Эглизак играл весь вечер, всю ночь и весь следующий день — пальцы двигались по безмолвной клавиатуре. Пришлось увести музыканта силой… Бедняга наконец понял, что произошло. Однако несчастье не может помешать ему закончить фугу! Правда, сам он ее никогда не услышит…
С того дня в церкви Кальфермата больше не звучал орган.
IV
Прошло полгода. Наступил очень холодный ноябрь. Снежная пелена, спускаясь с гор, покрывала улицы. Мы приходили в школу с красными носами и посиневшими от холода щеками. Обычно я ждал Бетти на углу площадки. Какой она была хорошенькой в своем зимнем наряде!
— Это ты, Йозеф? — говорила она.
— Я, Бетти. Как сегодня холодно! Закутайся получше. Застегни шубку…
— Хорошо, Йозеф.

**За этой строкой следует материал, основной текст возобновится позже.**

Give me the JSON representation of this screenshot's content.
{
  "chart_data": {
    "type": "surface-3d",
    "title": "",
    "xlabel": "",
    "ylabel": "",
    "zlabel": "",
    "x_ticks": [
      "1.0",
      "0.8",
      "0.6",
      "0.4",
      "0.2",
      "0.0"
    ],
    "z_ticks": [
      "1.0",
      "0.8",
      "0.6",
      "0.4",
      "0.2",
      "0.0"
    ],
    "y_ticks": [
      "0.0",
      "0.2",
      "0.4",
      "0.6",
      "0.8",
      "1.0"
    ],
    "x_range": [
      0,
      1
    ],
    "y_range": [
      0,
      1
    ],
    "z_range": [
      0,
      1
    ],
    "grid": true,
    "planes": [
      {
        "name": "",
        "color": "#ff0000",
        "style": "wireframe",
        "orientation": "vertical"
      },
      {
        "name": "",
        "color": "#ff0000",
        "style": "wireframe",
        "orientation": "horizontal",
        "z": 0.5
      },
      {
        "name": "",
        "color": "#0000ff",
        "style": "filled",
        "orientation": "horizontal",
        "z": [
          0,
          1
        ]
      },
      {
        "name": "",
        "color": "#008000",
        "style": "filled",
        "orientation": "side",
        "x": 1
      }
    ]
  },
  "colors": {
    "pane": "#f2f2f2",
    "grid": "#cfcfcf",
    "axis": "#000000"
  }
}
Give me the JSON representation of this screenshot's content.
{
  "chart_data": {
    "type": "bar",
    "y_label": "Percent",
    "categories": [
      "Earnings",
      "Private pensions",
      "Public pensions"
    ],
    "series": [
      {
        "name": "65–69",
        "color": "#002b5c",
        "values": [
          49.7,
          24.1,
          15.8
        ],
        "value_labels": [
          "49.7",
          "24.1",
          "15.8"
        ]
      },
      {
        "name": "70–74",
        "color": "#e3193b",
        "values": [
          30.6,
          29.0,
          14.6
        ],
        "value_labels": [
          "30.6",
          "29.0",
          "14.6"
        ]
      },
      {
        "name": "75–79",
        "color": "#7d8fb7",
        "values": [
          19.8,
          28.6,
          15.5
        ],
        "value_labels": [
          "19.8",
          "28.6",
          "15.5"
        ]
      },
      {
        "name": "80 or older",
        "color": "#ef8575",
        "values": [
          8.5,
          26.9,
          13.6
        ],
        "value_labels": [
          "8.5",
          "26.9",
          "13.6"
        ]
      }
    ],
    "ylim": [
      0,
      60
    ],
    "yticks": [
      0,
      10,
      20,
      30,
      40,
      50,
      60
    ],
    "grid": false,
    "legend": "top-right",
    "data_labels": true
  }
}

Побежим?
— Давай. Я понесу твои книги. Смотри не простудись. Будет ужасно, если ты потеряешь свой голос!
— А ты свой, Йозеф!
Это и впрямь было бы ужасно. Подув на пальцы, мы со всех ног мчались к школе, пытаясь согреться бегом. В классе гудела печка. Дров не жалели. Ведь у подножия гор сколько угодно сучьев, наломанных ветром. Остается лишь собирать их. Господин Вальрюгис стоял на кафедре, надвинув на лоб меховую шайку. Потрескивали поленья, словно выстрелы из мушкета, сопровождая историю Вильгельма Телля. А я размышлял о том, что если эти события происходили зимой и у Геслера была всего одна шляпа, то, наверное, он простудился, пока шляпа болталась на верхушке шеста. Занимались мы усердно — чтение, правописание, арифметика, декламация, диктанты — учитель был нами доволен. А вот по музыке отставали. Найти достойную замену старому Эглизаку не удавалось. То же, чему он нас научил, в скором времени могло окончательно вылететь из головы! И если когда-нибудь в Кальфермате появится новый руководитель детской певческой школы, что за плачевное зрелище предстанет ему! Голоса утратили свою звонкость, орган тоже не звучал и требовал ремонта.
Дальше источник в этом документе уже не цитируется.